Nach dem Willen der Koalition sollen Ärzte künftig im Rahmen der Früherkennungsmaßnahmen Präventionsempfehlungen auf Basis einer ärztlichen Bescheinigung aussprechen können. Bereits heute unterliegen die Ärzte einer Verpflichtung zur allgemeinen Gesundheitsberatung. Grundsätzlich kann ein Arzt also auch schon heute Verhaltensempfehlungen aussprechen. Das gilt auch für die Prävention. Ärztliche Bescheinigungen aber führen über kurz oder lang zu unnötigen Mehrausgaben. Um späteren Diskussionen vorzubeugen, sollte unmissverständlich klargestellt werden, dass das Ausstellen der ärztlichen Bescheinigung für eine Präventionsempfehlung für die Versicherten wie für die GKV mit der präventionsorientierten Beratung abgegolten sein muss.

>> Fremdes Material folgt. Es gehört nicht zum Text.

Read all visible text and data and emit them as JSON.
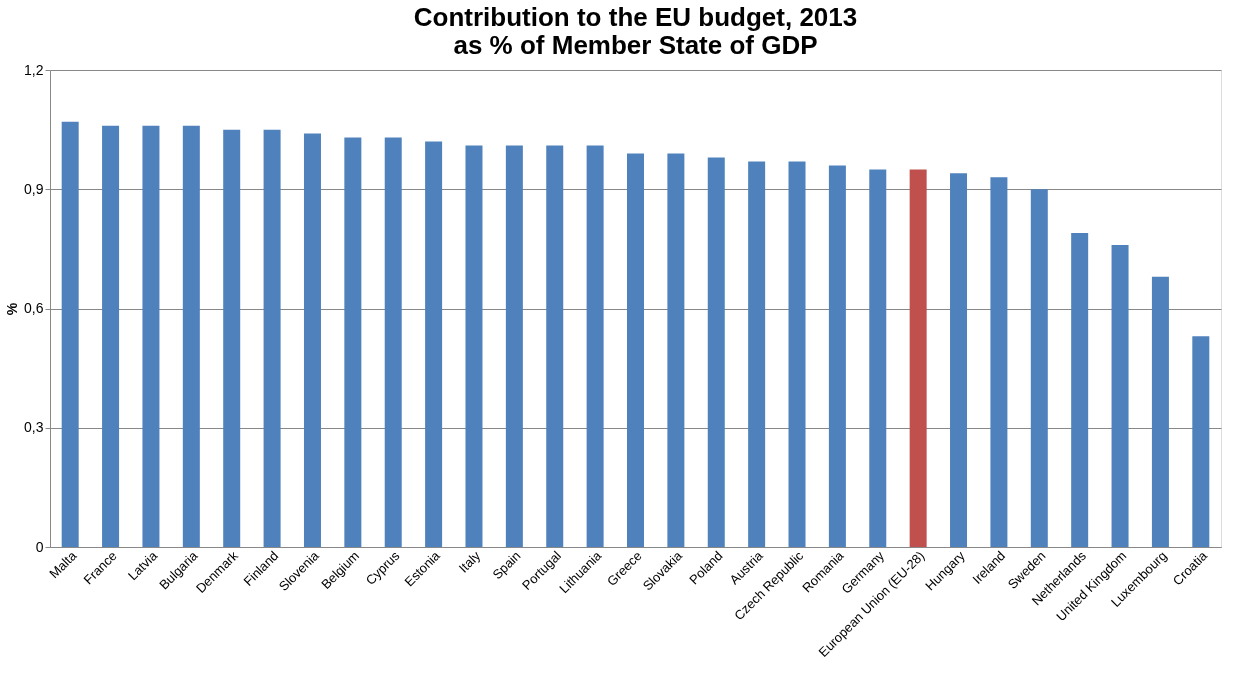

Mit diesem Gesetzentwurf macht es sich die Koalition zu leicht. Mehr Geld in die Hand nehmen zu lassen ‒ und das ausschließlich durch den Beitragszahler ‒ und neue Beratungsstrukturen zu etablieren, reichen nicht aus, um die Prävention nachhaltig zu fördern. Ohnehin bleibt aufgrund der geänderten Mehrheitsverhältnisse im Bundesrat abzuwarten, ob das Gesetzgebungsverfahren ohne Vermittlungsausschuss stattfindet. Es ist daher nicht ausgeschlossen, dass aufgrund der auslaufenden Legislaturperiode das Präventionsgesetz den Weg ins Bundesgesetzblatt nicht schafft.